Pieters parlementaire nalatenschap

Pieter Omtzigt heeft als Kamerlid steeds gehamerd op dat parlementaire budgetrecht. De regering moet alle uitgaven die zij voornemens is te doen bij wetsontwerp aanmelden bij de volksvertegenwoordiging. Goed, er zijn momenten dat die regering in noodtoestand tevoren kosten moet maken die ze naderhand verantwoordt bij afzonderlijk wetsontwerp of bij nota van wijziging op een nog aanhangig wetsvoorstel dat aldus geamendeerd wordt met terugwerkende kracht. Maar zo toont Omtzigt aan, dat moet hoogst uitzonderlijk zijn.

Want de belastingbetaler heeft volgens alle westerse constitutionele tradities het recht dat zijn vertegenwoordiger akkoord gaat met een bepaalde gevoteerde post zodat hij niet structureel voor voldongen feiten wordt gesteld. Dat was inderdaad de reden, dat Thorbecke de ministeriële verantwoordelijkheid in politieke en strafrechtelijke zin invoerde. Omdat de Koning posten opvoerde die leidden tot een deficit van 2200 miljoen Rijnlandse guldens die achteraf aan de belastingbetalers in rekening werden bij gebracht door accijnsverhogingen of door een aanslag op vermogen en inkomen. De Koning kon zelfs niet precies meer opgeven waar hij die kosten had gemaakt bij de oorlogen op Java en met België.

Omdat dat wapengeweld ook hem had overvallen en omdat hij steeds maar nieuwe lichtingen moest inzetten. Dat mocht niet nog eens gebeuren.  Indien dat wel zou geschieden, zei Thor, dan moet de bewindspersoon onder wiens beheer dat geschiedde er voor bloeden: dat gebeurt in Groot-Brittannië óók en dat is het sluitstuk van de parlementaire democratie.
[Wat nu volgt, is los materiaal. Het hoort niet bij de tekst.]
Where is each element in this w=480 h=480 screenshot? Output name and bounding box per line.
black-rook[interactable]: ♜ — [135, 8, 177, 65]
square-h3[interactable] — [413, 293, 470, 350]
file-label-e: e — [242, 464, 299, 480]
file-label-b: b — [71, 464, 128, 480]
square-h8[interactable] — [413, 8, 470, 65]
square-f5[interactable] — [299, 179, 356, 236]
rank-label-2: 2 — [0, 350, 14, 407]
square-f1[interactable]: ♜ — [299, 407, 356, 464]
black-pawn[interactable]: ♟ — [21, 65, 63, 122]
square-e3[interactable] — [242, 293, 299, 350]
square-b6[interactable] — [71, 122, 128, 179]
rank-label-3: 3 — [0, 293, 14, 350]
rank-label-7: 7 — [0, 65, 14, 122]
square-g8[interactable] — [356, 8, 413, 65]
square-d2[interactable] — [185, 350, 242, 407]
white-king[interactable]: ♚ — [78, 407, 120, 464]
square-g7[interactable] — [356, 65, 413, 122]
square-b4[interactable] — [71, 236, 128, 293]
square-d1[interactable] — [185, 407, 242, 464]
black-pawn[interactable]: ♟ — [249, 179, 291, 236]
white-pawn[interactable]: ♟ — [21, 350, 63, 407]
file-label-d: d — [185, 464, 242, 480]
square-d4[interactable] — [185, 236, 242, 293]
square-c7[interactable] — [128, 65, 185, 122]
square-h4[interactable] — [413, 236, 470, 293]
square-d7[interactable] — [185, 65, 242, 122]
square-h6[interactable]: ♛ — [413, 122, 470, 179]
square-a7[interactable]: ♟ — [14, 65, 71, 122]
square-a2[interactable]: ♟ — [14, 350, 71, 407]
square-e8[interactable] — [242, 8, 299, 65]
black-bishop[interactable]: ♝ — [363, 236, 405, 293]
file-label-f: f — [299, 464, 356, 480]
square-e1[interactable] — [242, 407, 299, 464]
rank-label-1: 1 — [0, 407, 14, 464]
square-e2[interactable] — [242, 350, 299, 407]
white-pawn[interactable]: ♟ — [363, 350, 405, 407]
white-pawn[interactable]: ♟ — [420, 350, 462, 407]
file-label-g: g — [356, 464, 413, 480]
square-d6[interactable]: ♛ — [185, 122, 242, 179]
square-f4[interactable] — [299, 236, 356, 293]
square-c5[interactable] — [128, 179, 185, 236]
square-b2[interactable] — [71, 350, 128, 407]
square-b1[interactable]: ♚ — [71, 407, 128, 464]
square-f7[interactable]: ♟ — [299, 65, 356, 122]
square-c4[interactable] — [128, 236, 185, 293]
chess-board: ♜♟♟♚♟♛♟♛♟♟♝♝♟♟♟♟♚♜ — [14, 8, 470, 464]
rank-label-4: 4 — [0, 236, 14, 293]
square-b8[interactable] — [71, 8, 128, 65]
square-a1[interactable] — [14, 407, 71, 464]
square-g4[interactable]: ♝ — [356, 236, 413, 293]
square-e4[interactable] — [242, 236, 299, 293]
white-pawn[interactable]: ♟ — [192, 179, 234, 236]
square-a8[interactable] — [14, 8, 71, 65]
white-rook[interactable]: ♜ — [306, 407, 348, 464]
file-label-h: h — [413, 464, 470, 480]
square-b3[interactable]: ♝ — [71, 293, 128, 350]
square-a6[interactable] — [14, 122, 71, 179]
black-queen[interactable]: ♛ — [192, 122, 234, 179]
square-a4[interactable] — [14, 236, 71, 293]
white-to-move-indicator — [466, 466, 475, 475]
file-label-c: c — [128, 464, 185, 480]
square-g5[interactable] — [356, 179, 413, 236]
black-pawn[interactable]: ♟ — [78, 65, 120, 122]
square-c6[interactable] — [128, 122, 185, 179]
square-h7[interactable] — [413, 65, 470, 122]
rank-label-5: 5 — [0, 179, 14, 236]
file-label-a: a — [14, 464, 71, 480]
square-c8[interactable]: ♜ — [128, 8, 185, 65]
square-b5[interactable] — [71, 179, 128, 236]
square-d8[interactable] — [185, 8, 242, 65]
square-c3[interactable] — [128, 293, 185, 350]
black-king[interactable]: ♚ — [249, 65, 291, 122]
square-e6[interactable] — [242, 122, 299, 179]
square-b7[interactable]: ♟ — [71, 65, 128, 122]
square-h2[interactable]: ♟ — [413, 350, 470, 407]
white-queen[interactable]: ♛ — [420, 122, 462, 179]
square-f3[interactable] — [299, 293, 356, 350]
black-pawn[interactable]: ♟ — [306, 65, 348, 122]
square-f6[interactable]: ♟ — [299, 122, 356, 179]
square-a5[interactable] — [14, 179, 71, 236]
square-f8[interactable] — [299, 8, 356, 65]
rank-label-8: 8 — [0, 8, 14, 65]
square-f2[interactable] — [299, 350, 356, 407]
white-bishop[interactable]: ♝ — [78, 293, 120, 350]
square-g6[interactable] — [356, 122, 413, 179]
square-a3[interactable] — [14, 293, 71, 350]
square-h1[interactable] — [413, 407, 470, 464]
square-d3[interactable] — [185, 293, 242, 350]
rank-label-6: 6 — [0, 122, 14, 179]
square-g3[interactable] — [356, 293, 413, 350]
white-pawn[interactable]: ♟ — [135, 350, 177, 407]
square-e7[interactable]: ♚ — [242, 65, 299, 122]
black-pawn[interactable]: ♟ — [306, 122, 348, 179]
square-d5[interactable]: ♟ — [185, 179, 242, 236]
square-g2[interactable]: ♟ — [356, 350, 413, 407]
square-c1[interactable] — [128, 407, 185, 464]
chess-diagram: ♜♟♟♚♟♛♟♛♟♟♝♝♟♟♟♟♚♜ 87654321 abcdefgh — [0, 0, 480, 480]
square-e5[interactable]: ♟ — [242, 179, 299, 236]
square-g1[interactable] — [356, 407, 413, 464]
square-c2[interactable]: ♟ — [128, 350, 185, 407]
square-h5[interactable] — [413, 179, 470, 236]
Dat systeem, zei Omtzigt, dat moet nu over de volle omvang hersteld worden, want Rutte heeft er maar een slinger aan gegeven samen met Hugo de Jonge, Hoekstra, Ollongren en Kaag.

Ook bij het deelnemen aan oorlogshandelingen in het Oekraïne-conflict door wapenleveranties en personele facilitaties die al in de miljoenen lopen. Nu is er een opsomming geweest ter gelegenheid van de formatie van de departementale tekorten, die zonder twijfel nog zijn opgehoogd ook omdat sommige departementen desiderata hebben opgevoerd voor de naaste toekomst en daarom doen of hun middelen uitgeput zijn. Je wéét maar nooit. Wat gebeurt er, als ik, Omtzigt, op basis van deze stukken zomaar verder ga met het formatie-overleg, terwijl ik steeds volhield, zéker toen ik eenpitter was, dat het inconstitutioneel was om posten op te voeren en te delgen zonder wettelijke overeenstemming met de Tweede Kamer. Deze stukken, waarin essentialia zijn zwartgelakt, zijn voor mij in dit verband niet te toetsen. Terwijl daarin vermoedelijk veel verantwoordelijkheden schuilgaan van de destijds regerende bewindslieden.

Waarbij de ambtenaren die deze posten formuleerden en tentatief rechtvaardigden – zonder zulks in de vorm van een wetsvoorstel te doen – ook nog eens kunnen gelden als noodzakelijke deelnemers aan wellicht onverantwoordbare uitgaven? Denk even aan de deal met de heer Sywert van Lienden, waarvan we nu nog steeds niets van weten wat de hoed en de rand aangaat? Dat akkevietje staat niet op zichzelf, dat gelooft ook niemand meer. De andere partijen hebben in dit opzicht óf geen toereikende expertise — dat geven ze nog toe óók, helaas – of ze hebben volledig meegedaan als regeringspartij. De VVD.

Dat kan Omtzigt niet laten passeren, want zuiverheid in deze verantwoordingsplichten heeft hij altijd gepretendeerd. Het is vermoedelijk ook het cement dat zijn partij van het Nieuwe Sociaal Contract overeind houdt. Dat weten de topambtenaren ook wel. Struikelt de formatie, dan is doomsday voorlopig afbesteld. En dat van uitstel afstel komt, dat weet ambtelijk Den Haag maar al te goed. Zeker als het alternatief een kabinet-Timmermans is dat al is aangeprezen als het kabinet dat het geldt haalt waar het maar te innen is, of dat nu eerlijk en evenredig is of niet.